We can choose to do this together, but to do that we have to choose to embrace an identity that is grounded in Christ and is shaped by our relationships with one another. The foundational choice has to be our choice to have faith in God and in one another, and just as Peter and John were motivated by that choice to walk up to a lame man and offer him the healing he had not asked for, so we can be motivated by that choice to do many incredible things together. We need not be thrown into a crisis of identity by the changing culture around us. Unlike my six-year-old self who felt sure he would never know whether or not he was really a Christian, we can lay claim to our identity and look boldly toward the future that we choose together, because we can choose to ground our lives in faith.
Scripture
Acts 3:1-19, Common English Bible
1Peter and John were going up to the temple at three o’clock in the afternoon, the established prayer time. 2 Meanwhile, a man crippled since birth was being carried in. Every day, people would place him at the temple gate known as the Beautiful Gate so he could ask for money from those entering the temple. 3 When he saw Peter and John about to enter, he began to ask them for a gift. 4 Peter and John stared at him. Peter said, “Look at us!” 5 So the man gazed at them, expecting to receive something from them. 6 Peter said, “I don’t have any money, but I will give you what I do have. In the name of Jesus Christ the Nazarene, rise up and walk!” 7 Then he grasped the man’s right hand and raised him up. At once his feet and ankles became strong. 8 Jumping up, he began to walk around. He entered the temple with them, walking, leaping, and praising God. 9 All the people saw him walking and praising God. 10 They recognized him as the same one who used to sit at the temple’s Beautiful Gate asking for money. They were filled with amazement and surprise at what had happened to him.

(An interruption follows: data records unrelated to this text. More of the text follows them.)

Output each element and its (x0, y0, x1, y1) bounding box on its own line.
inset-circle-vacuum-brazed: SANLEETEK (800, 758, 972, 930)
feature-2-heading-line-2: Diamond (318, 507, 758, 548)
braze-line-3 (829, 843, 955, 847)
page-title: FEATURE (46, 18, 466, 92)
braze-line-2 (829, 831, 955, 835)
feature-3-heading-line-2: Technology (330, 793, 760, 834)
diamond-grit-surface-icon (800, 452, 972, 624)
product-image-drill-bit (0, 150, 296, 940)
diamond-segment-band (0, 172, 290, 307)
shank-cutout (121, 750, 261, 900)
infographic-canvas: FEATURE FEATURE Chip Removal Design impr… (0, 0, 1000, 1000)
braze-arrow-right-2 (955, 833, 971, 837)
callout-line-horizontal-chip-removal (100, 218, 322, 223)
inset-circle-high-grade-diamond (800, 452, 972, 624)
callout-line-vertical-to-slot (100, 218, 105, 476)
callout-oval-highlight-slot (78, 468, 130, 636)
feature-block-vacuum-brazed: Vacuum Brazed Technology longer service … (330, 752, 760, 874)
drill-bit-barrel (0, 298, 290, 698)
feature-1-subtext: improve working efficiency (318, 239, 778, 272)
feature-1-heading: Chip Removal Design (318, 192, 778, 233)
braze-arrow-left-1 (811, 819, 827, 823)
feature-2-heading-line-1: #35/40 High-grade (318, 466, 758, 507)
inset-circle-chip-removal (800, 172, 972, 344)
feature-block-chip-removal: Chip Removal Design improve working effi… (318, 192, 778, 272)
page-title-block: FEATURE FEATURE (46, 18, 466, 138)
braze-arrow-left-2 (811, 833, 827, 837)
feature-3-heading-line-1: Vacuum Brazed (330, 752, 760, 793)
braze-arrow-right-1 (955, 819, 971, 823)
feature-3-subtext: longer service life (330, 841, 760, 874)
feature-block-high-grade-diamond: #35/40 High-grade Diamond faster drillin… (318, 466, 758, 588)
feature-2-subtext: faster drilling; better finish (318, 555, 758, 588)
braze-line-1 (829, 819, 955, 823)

11 While the healed man clung to Peter and John, all the people rushed toward them at Solomon’s Porch, completely amazed. 12 Seeing this, Peter addressed the people: “You Israelites, why are you amazed at this? Why are you staring at us as if we made him walk by our own power or piety? 13 The God of Abraham, Isaac, and Jacob—the God of our ancestors—has glorified his servant Jesus. This is the one you handed over and denied in Pilate’s presence, even though he had already decided to release him. 14 You rejected the holy and righteous one, and asked that a murderer be released to you instead. 15 You killed the author of life, the very one whom God raised from the dead. We are witnesses of this. 16 His name itself has made this man strong. That is, because of faith in Jesus’ name, God has strengthened this man whom you see and know. The faith that comes through Jesus gave him complete health right before your eyes.
17 “Brothers and sisters, I know you acted in ignorance. So did your rulers. 18 But this is how God fulfilled what he foretold through all the prophets: that his Christ would suffer. 19 Change your hearts and lives! Turn back to God so that your sins may be wiped away.”